In the afternoons and on Sunday, Dan Hicks will host with Brad Faxon being the “for” U.S. commentator and Paul McGinley being the “for” Europe commentator.
“I might need to adopt a referee jersey for McGinley and Fax,” Hicks said. “These guys bleed their country’s colors, especially at an event like this.”
Will it be like the Monty Python Argument Shop? Will Paul McGinley reach up and grab Brad Faxon’s tie?

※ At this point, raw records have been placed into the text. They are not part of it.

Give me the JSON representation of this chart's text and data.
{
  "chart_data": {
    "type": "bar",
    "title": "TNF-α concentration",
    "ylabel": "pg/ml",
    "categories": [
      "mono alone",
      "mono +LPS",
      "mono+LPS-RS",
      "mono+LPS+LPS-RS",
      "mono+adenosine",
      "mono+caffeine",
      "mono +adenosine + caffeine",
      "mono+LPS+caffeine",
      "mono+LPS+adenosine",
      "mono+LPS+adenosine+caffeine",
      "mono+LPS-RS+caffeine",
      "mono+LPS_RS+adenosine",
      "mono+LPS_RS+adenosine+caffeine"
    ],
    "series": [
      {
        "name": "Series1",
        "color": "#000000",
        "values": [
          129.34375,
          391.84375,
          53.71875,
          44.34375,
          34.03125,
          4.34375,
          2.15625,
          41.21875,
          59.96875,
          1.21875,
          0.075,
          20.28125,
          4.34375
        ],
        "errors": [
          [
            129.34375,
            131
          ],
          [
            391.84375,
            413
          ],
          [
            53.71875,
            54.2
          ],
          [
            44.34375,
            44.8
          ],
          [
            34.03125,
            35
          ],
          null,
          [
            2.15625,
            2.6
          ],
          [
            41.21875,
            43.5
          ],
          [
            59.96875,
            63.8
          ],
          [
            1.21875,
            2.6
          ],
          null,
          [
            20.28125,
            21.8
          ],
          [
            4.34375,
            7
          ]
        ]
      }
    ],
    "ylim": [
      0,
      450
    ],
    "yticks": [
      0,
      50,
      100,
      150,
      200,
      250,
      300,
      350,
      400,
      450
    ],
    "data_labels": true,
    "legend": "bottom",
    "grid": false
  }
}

Will Notah Begay and Nick Faldo break out in fisticuffs?
“We’ve televised two U.S. Opens out there, so we know the course well, and we’ve experienced the energy of the Long Island crowd and what they bring to a golf event,” Roy added. “I’m expecting this to be an epic three days.”
Faxon, who is from Rhode Island and is a Red Sox fan, knows what a New York crowd is like.
“I can tell you from the crowds, playing in 2002, there’s nothing quite like a Long Island sports crowd,” he said. “Seeing the rivalry against the Yankees, I see something like that, this European team and the U.S. Team. There’s a huge rivalry.”
MacKay is hoping for a change in the Ryder Cup rules, which usually include that captains cannot consult with each other on lineups. That often means player rivalries everyone would like to see don't happen.
“I would love, if things look really close as we head into Sunday, if the two captains, Keegan Bradley and Luke Donald, who are close friends, could find 60 seconds for themselves and for the good of the game, maybe find a way to see that Rory and Scottie play each other in singles on Sunday,” he said.
Well, Bones, there is this time-honored Greek myth retold by Ovid in The Metamorphoses about Pyramus and Thisbe. They were in love, but their families would not allow them to marry. They discovered a crack in the wall between their two houses, just big enough for them to communicate. So, they did.
Maybe, borrowing this tale, someone will carry a note from one captain to the other. Maybe one will say something in a special code during a press conference that the other will understand. In Monty Python speak, nudge, nudge, wink, wink, say no more.
If you wonder what happened to NBC’s Kevin Kisner and John Wood, the answer is that they have been tapped by the U.S. Team. Kisner is a vice-captain for the Ryder Cup. He was a captain’s assistant in the 2024 Presidents Cup and played in the 2017 and 2022 versions of that event.
Wood, who played golf for UC Berkeley, caddied for Matt Kuchar, Hunter Mahan, Mark Calcavecchia, and Kevin Sutherland. He was on Kuchar’s bag for the 2016 Rio Olympics when Kuchar won the bronze medal. He was an assistant captain for the U.S. in the 2018 Ryder Cup, has participated in six Ryder Cups as a caddie, and will now serve as this year's Team Manager.